«Lors des premières fouilles à Shum Laka, dans les années 1990, les techniques étaient moins avancées », affirme la professeure au Département d’anthropologie de l’UdeM Isabelle Ribot. Le nouveau laboratoire de numérisation du département, ouvert en novembre dernier, lui a permis ainsi qu’à ses collègues d’analyser les restes humains de plusieurs individus inhumés à Shum Laka il y a 8 000 et 3 000 ans.
Les installations ont pu voir le jour grâce à une bourse de 50 000 $ accordée par l’Université pour des projets d’innovation en technologie numérique.
Laboratoire de numérisation
Sous la direction de Mme Ribot, l’étudiante à la maîtrise en anthropologie à l’UdeM Yassmine Ghalem est responsable de modéliser les individus de Shum Laka. « J’applique la morphométrie, soit l’étude géométrique des objets, à partir des modèles 3D des ossements de Shum Laka. Ça permet de les comparer avec des individus plus modernes et pour voir s’il y a eu une évolution morphologique, explique-t-elle. Les modèles 3D nous permettent plus de manipulations, puisqu’on n’agit pas directement sur les individus. » Yassmine se concentre particulièrement sur l’analyse des crânes et des dents.
L’étudiante souligne que le laboratoire de l’UdeM se spécialise en photogrammétrie, une technique de reconstruction numérique qui consiste à créer les modèles 3D à partir de photos d’un site archéologique ou de collections ostéologiques. « C’est plutôt récent au Québec, alors qu’ailleurs en Europe, c’est plus répandu », précise-t-elle.
Grâce à ces technologies, Yassmine peut poursuivre ses recherches à Montréal, bien que les collections soient entreposées à Bruxelles.
Le laboratoire permet également de compiler les données biologiques afin d’observer une variation dans le temps. L’un des récents résultats obtenus induit que les descendants de la langue bantoue* actuelle ne seraient pas liés aux individus de Shum Laka.
Une démarche éthique
L’étudiante au doctorat en anthropologie Diane Martin-Moya a participé à la mise en place du laboratoire. « Ce lieu permet d’ouvrir un axe de recherche pour améliorer la manière dont on étudie les restes archéologiques, les restes humains et potentiellement les collections ethnographiques », détaille-t-elle.

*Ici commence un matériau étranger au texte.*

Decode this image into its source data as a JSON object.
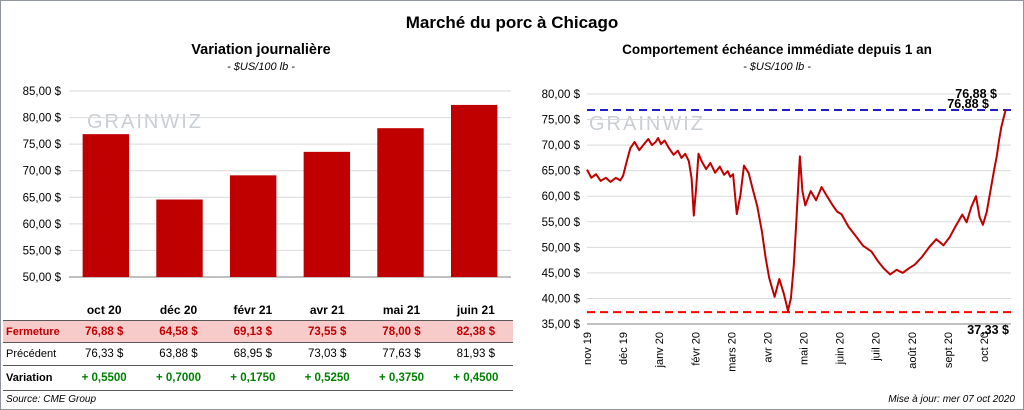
{
  "page": {
    "title": "Marché du porc à Chicago",
    "source": "Source: CME Group",
    "updated": "Mise à jour: mer 07 oct 2020",
    "watermark": "GRAINWIZ"
  },
  "colors": {
    "bar": "#c00000",
    "line": "#c00000",
    "grid": "#d9d9d9",
    "axis": "#808080",
    "high_ref": "#1f1fc8",
    "low_ref": "#ff0000",
    "close_row_bg": "#f8cbcb",
    "variation_text": "#008000",
    "watermark": "#c9ced4"
  },
  "chart_data": [
    {
      "id": "daily-variation",
      "type": "bar",
      "title": "Variation journalière",
      "subtitle": "- $US/100 lb -",
      "categories": [
        "oct 20",
        "déc 20",
        "févr 21",
        "avr 21",
        "mai 21",
        "juin 21"
      ],
      "values": [
        76.88,
        64.58,
        69.13,
        73.55,
        78.0,
        82.38
      ],
      "ylim": [
        50,
        85
      ],
      "ytick_values": [
        85,
        80,
        75,
        70,
        65,
        60,
        55,
        50
      ],
      "ytick_labels": [
        "85,00 $",
        "80,00 $",
        "75,00 $",
        "70,00 $",
        "65,00 $",
        "60,00 $",
        "55,00 $",
        "50,00 $"
      ],
      "table_rows": [
        {
          "label": "Fermeture",
          "values": [
            "76,88 $",
            "64,58 $",
            "69,13 $",
            "73,55 $",
            "78,00 $",
            "82,38 $"
          ]
        },
        {
          "label": "Précédent",
          "values": [
            "76,33 $",
            "63,88 $",
            "68,95 $",
            "73,03 $",
            "77,63 $",
            "81,93 $"
          ]
        },
        {
          "label": "Variation",
          "values": [
            "+ 0,5500",
            "+ 0,7000",
            "+ 0,1750",
            "+ 0,5250",
            "+ 0,3750",
            "+ 0,4500"
          ]
        }
      ]
    },
    {
      "id": "front-month-one-year",
      "type": "line",
      "title": "Comportement échéance immédiate depuis 1 an",
      "subtitle": "- $US/100 lb -",
      "x_labels": [
        "nov 19",
        "déc 19",
        "janv 20",
        "févr 20",
        "mars 20",
        "avr 20",
        "mai 20",
        "juin 20",
        "juil 20",
        "août 20",
        "sept 20",
        "oct 20"
      ],
      "xlim": [
        0,
        11.75
      ],
      "ylim": [
        35,
        80
      ],
      "ytick_values": [
        80,
        75,
        70,
        65,
        60,
        55,
        50,
        45,
        40,
        35
      ],
      "ytick_labels": [
        "80,00 $",
        "75,00 $",
        "70,00 $",
        "65,00 $",
        "60,00 $",
        "55,00 $",
        "50,00 $",
        "45,00 $",
        "40,00 $",
        "35,00 $"
      ],
      "ref_high": {
        "value": 76.88,
        "label": "76,88 $",
        "label2": "76,88 $"
      },
      "ref_low": {
        "value": 37.33,
        "label": "37,33 $"
      },
      "points": [
        [
          0,
          65.2
        ],
        [
          0.12,
          63.6
        ],
        [
          0.25,
          64.3
        ],
        [
          0.38,
          63
        ],
        [
          0.52,
          63.6
        ],
        [
          0.65,
          62.8
        ],
        [
          0.8,
          63.6
        ],
        [
          0.92,
          63.1
        ],
        [
          1,
          64
        ],
        [
          1.1,
          66.8
        ],
        [
          1.2,
          69.4
        ],
        [
          1.32,
          70.6
        ],
        [
          1.45,
          69
        ],
        [
          1.58,
          70.2
        ],
        [
          1.7,
          71.2
        ],
        [
          1.8,
          70
        ],
        [
          1.9,
          70.6
        ],
        [
          1.97,
          71.4
        ],
        [
          2.05,
          70.2
        ],
        [
          2.15,
          70.9
        ],
        [
          2.28,
          69.3
        ],
        [
          2.4,
          68.1
        ],
        [
          2.52,
          68.9
        ],
        [
          2.62,
          67.5
        ],
        [
          2.72,
          68.3
        ],
        [
          2.82,
          66.9
        ],
        [
          2.9,
          63.5
        ],
        [
          2.96,
          56.2
        ],
        [
          3.03,
          62
        ],
        [
          3.09,
          68.3
        ],
        [
          3.18,
          66.8
        ],
        [
          3.3,
          65.3
        ],
        [
          3.42,
          66.5
        ],
        [
          3.55,
          64.6
        ],
        [
          3.68,
          65.8
        ],
        [
          3.8,
          64.2
        ],
        [
          3.9,
          64.9
        ],
        [
          3.97,
          63.8
        ],
        [
          4.05,
          64.3
        ],
        [
          4.15,
          56.5
        ],
        [
          4.25,
          60.2
        ],
        [
          4.35,
          66
        ],
        [
          4.48,
          64.5
        ],
        [
          4.6,
          61.2
        ],
        [
          4.72,
          58
        ],
        [
          4.85,
          53
        ],
        [
          4.95,
          48
        ],
        [
          5.05,
          44
        ],
        [
          5.2,
          40.3
        ],
        [
          5.33,
          43.8
        ],
        [
          5.45,
          41
        ],
        [
          5.57,
          37.6
        ],
        [
          5.65,
          40
        ],
        [
          5.73,
          46.5
        ],
        [
          5.8,
          55
        ],
        [
          5.86,
          63
        ],
        [
          5.9,
          67.8
        ],
        [
          5.97,
          61
        ],
        [
          6.05,
          58.2
        ],
        [
          6.2,
          61
        ],
        [
          6.35,
          59.2
        ],
        [
          6.5,
          61.8
        ],
        [
          6.65,
          60
        ],
        [
          6.8,
          58.3
        ],
        [
          6.93,
          57
        ],
        [
          7.05,
          56.5
        ],
        [
          7.25,
          54
        ],
        [
          7.45,
          52.2
        ],
        [
          7.65,
          50.3
        ],
        [
          7.88,
          49.2
        ],
        [
          8.05,
          47.4
        ],
        [
          8.22,
          45.9
        ],
        [
          8.4,
          44.7
        ],
        [
          8.58,
          45.6
        ],
        [
          8.75,
          45
        ],
        [
          8.92,
          45.9
        ],
        [
          9.08,
          46.6
        ],
        [
          9.28,
          48.1
        ],
        [
          9.48,
          50
        ],
        [
          9.68,
          51.6
        ],
        [
          9.88,
          50.4
        ],
        [
          10.05,
          52
        ],
        [
          10.22,
          54.2
        ],
        [
          10.4,
          56.4
        ],
        [
          10.52,
          54.9
        ],
        [
          10.65,
          57.9
        ],
        [
          10.78,
          60
        ],
        [
          10.88,
          55.9
        ],
        [
          10.97,
          54.4
        ],
        [
          11.08,
          57
        ],
        [
          11.18,
          61
        ],
        [
          11.28,
          65
        ],
        [
          11.36,
          68
        ],
        [
          11.42,
          71
        ],
        [
          11.48,
          73.5
        ],
        [
          11.54,
          75.2
        ],
        [
          11.6,
          76.88
        ]
      ]
    }
  ]
}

Diane souligne également que le laboratoire pourrait avoir un effet positif sur les communautés visées par les fouilles. « Créer une copie conforme permet de rapatrier plus rapidement les objets d’études dans les communautés où ces derniers ont été prélevés », affirme-t-elle. L’étudiante collabore avec des chercheurs de Bruxelles au processus de rapatriement vers le Cameroun des collections de Shum Laka. Selon Mme Ribot, la numérisation des restes humains contribue à la recherche, mais fait aussi partie d’une démarche éthique.
Une étude de la génétique
Une étude dirigée par la Harvard Medical School, à laquelle a participé Isabelle Ribot, a été publiée dans la revue Nature le 22 janvier dernier.
L’Afrique est considérée par les experts comme le point d’origine de l’Homo sapiens, et présente une diversité génétique unique au monde, selon Mme Rigot. Le climat représente toutefois un défi de taille pour les scienti- fiques, qui peinent à trouver des traces d’ADN en bon état.
L’ADN prélevé sur le site camerounais de Shum Laka est le pre- mier à être analysé en Afrique de l’Ouest et l’un des plus anciens provenant de l’Afrique subsaharienne. «Le site de Shum Laka est exceptionnel, puisque les restes humains de 18 individus sont très bien conservés pour une région tropicale, et ils témoignent d’une période de transition entre l’Âge de pierre et celui du fer, explique Mme Ribot. Aujourd’hui, on retourne sur ce site avec de nouvelles méthodes comme des analyses génétiques et chimiques, afin d’essayer de comprendre le régime alimentaire des individus et la mobilité de ces groupes. »
Les analyses génétiques révèlent que les individus de Shum Laka appartenaient à une population distincte de celle qui peuple la région aujourd’hui. «Ces découvertes sont surprenantes, puisque les individus ont peu d’affinités avec les populations actuelles de langue bantoue, précise Mme Ribot. Ils appartiennent donc à une diversité passée et éteinte, inconnue jusqu’ici. »
L’étude est le fruit d’une collaboration internationale entre généticiens, archéologues et bioanthropologues. « Ces découvertes permettent de mieux comprendre comment les lignées humaines se sont différenciées au fil du temps, affirme la professeure. Avec Shum Laka, on se rend compte que les lignées de chasseurs-cueilleurs d’Afrique de l’Ouest se sont différenciées il y a plus de 200 000 ans. »
*La famille des langues bantoues compte de près de 400 langues parlées par plus d’un tiers des Africains dans une vingtaine de pays, dont le Cameroun.